In short, these killings confirm
what many observers had long predicted and feared: any victory over Islamist
forces in the Middle East will lead those from the North Caucasus to return
home, recruit others, and continue their fight, a trend that suggests there
will be an upsurge in violence in the coming weeks and months.
Magomed Magomedov, a correspondent
for Makhachkala’s Chernovik
newspaper, and Ruslan Kurbanov, the head of the Russian Congress of Peoples of
the Caucasus, made these points in a conversation with OnKavkaz’s Ilyas Bukarov (onkavkaz.com/news/2220-v-yuzhdage-konflikt-mezhdu-sufijami-salafitami-i-shiitami-veruyuschimi-synovjami-i-neveruyuschi.html).
Bukarov said that in his view, “the
renewal of the activity of the militants can be connected with the inevitable
defeat of the illegal armed formations in Syria.” Young Daghestanis who went there appear to
have decided “to relocate back to Daghestan,” he said but added that he hoped
he was “mistaken” in that interpretation.
Magomedov said that regardless of
how many are returning, “the radicalization of young people” in Daghestan has
been so great that their numbers have not been significantly reduced by those
who left to fight “in Syria or other places.”

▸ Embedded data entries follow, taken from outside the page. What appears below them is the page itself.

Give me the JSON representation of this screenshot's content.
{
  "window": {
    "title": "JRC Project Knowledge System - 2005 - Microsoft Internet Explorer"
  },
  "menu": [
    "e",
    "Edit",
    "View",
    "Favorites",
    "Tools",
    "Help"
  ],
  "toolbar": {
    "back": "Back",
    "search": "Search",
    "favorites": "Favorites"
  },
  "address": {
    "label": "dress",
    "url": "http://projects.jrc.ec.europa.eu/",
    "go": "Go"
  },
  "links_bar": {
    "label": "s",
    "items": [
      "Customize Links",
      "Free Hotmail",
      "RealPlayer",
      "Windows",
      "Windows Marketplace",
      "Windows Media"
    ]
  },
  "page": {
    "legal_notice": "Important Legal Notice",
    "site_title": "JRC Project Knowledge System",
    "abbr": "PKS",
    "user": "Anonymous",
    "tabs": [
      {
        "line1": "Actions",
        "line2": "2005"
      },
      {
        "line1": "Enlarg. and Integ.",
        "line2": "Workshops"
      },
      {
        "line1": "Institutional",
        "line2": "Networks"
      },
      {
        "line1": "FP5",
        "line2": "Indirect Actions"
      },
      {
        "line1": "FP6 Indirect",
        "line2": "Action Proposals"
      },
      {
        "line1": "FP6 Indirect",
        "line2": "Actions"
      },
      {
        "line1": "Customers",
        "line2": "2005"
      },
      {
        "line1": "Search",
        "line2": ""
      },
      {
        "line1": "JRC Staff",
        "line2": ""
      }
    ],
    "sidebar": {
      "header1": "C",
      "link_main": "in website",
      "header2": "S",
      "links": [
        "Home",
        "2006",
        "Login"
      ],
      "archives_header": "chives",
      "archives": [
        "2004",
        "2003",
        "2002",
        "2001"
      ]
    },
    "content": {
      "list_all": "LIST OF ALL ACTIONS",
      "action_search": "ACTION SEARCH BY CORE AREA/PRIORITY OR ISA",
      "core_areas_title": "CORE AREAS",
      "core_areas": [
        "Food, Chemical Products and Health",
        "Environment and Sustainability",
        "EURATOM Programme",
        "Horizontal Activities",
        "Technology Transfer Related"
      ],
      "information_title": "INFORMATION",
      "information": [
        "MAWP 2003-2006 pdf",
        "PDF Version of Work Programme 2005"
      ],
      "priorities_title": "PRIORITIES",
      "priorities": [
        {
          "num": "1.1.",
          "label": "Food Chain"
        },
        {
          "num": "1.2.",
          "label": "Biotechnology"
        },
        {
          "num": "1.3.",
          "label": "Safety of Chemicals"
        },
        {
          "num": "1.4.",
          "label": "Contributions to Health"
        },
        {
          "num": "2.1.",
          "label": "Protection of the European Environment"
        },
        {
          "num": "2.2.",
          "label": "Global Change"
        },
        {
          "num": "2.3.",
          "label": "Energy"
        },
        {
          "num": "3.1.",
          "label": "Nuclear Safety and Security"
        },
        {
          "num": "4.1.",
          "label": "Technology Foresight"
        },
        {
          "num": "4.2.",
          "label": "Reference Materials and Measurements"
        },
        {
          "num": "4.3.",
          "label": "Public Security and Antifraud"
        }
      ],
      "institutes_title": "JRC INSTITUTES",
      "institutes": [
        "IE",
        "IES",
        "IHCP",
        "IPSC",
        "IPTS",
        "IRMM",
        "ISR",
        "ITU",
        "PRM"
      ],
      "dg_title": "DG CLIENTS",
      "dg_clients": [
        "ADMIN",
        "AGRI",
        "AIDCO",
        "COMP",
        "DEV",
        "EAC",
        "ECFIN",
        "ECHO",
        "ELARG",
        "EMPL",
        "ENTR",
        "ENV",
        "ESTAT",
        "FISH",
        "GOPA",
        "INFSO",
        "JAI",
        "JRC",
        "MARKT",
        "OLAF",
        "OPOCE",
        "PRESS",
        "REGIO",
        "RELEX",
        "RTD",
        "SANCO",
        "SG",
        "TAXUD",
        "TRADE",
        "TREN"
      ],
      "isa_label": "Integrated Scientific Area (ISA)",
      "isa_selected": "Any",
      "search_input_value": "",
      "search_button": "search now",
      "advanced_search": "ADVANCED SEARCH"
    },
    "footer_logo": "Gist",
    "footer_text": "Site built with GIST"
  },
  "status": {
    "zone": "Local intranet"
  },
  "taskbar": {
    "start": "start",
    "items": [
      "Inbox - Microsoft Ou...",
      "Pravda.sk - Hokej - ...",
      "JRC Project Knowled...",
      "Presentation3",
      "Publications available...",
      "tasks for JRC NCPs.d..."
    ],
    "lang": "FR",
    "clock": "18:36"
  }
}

And that radicalization is leading to the formation of more militant
groups.”
And Kurbanov said that the situation
with regard to religious radicalism especially in southern Daghestan is
complicated by the fact that officials are uncertain how to deal with the conflicts
among the Sufi, Salafi and Shiia communities and the conflicts “found within
practically each family between believing younger generations and their unbelieving
relatives.”
He added that the success the
authorities had in northern portions of Daghestan had blinded them to the rise
of such militants in southern Daghestan in and around Derbent. But with the return
of ISIS fighters from Syria, “the activization of armed groups [there] is completely
explicable” and will likely spread northward.